Is Your Advisor Really Looking Out for You?

Financial Advisor, Investing, Women And Money

August 30, 2018

I have always said that if you are looking for the best financial advisor, just look into the mirror. You have everything it takes to manage your financial life, and there is no one more motivated to make smart decisions. How you choose to spend, save and invest your money impacts your quality of life more than any professional advisor you will hire.

That said, I have no problem if you want to work with a professional advisor. A good advisor can be worth his weight in gold. (Yes, he. There are still way too few female financial planners and advisors.)

But if you decide to hire a financial advisor you need to make sure he will always act in your best interests. Don’t get caught up in how nice he was, or how professional he seemed. Realize when you meet with a potential advisor he is making a sales pitch to get your business. You don’t want marketing promises, you want documented proof.

The single most important document you want is a simple statement signed by an advisor that he will always act as a fiduciary when giving you advice. The word “fiduciary” is key. It’s a technical term that means the advisor puts your best interests ahead of his. A fiduciary does not earn commissions on products he has you invest in. That is a crucial protection that will keep you from working with someone who has conflicts of interest.
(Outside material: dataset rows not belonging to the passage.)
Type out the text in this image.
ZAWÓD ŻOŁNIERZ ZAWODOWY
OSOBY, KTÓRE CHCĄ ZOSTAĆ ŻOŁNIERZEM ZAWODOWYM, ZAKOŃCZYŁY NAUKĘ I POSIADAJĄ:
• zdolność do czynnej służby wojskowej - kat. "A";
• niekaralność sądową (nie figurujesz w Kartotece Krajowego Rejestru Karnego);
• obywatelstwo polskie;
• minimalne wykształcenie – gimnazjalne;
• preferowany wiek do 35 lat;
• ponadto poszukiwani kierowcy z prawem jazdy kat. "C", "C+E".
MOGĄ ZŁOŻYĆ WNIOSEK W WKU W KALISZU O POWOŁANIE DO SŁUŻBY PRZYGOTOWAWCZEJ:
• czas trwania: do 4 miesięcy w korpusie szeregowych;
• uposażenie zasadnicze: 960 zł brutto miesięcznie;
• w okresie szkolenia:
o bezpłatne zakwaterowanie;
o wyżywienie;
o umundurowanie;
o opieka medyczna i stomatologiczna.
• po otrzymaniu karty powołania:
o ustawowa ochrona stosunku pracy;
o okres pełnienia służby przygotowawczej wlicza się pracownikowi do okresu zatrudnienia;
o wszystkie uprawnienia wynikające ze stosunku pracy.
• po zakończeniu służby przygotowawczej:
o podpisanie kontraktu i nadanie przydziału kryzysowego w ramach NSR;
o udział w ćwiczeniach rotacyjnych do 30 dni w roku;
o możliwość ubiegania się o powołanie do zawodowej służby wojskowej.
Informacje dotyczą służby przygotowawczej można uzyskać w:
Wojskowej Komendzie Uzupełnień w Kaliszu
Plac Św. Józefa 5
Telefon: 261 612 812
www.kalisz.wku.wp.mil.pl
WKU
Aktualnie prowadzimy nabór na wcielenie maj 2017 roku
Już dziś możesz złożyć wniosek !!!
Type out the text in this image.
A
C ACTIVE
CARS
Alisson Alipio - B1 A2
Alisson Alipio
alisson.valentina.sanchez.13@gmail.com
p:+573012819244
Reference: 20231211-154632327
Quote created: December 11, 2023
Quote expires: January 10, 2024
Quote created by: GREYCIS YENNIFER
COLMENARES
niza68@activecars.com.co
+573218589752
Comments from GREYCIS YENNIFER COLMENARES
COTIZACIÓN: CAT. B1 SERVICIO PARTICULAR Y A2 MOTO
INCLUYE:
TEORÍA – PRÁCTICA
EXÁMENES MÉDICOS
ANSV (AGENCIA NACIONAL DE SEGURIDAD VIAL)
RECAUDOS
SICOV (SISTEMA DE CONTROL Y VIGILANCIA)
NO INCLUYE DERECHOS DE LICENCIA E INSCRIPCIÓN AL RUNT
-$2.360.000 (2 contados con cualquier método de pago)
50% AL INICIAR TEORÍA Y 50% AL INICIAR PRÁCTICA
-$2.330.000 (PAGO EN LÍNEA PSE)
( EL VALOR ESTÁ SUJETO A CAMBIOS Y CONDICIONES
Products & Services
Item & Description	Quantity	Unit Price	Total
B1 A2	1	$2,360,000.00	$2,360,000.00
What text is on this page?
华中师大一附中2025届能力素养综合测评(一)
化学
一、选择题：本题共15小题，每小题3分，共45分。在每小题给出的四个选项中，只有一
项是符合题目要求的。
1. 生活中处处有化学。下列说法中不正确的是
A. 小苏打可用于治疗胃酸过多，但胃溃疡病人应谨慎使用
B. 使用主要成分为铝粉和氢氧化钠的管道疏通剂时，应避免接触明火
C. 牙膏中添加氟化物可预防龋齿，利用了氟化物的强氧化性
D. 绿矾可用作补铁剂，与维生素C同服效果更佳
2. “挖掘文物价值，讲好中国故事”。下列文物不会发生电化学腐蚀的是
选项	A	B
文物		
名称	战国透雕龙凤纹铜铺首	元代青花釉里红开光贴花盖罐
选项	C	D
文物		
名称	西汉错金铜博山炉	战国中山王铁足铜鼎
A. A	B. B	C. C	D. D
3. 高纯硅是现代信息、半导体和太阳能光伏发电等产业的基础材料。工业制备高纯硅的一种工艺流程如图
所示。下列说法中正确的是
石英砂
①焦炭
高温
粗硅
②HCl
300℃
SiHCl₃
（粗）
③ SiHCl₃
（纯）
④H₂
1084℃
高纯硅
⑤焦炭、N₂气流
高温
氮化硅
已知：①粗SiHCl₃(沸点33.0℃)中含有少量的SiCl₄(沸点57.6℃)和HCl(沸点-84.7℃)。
For instance, many brokers are not fiduciaries. They accept commissions for investments they recommend to you, and they may also collect sales bonuses or other fees from their employer or the investment provider (such as a fund company or insurance company) for getting you to invest in a certain product. None of that is necessarily bad. Commissions are a perfectly legal way to pay a broker. But where it gets troublesome is when a broker suggests an investment with a high commission when he could have recommended a similar investment that would cost you less.

Fiduciaries don’t have this conflict of interest.

A federal regulation that would have required anyone giving retirement advice to act as a fiduciary was recently killed by a court decision, and the Trump administration chose not to fight for this important consumer right. Grrr. That makes it ever more important to make sure anyone you rely on for financial advice will always act in your best interests.

You can also use the free Broker Check tool to make sure an advisor has not been charged with misconduct.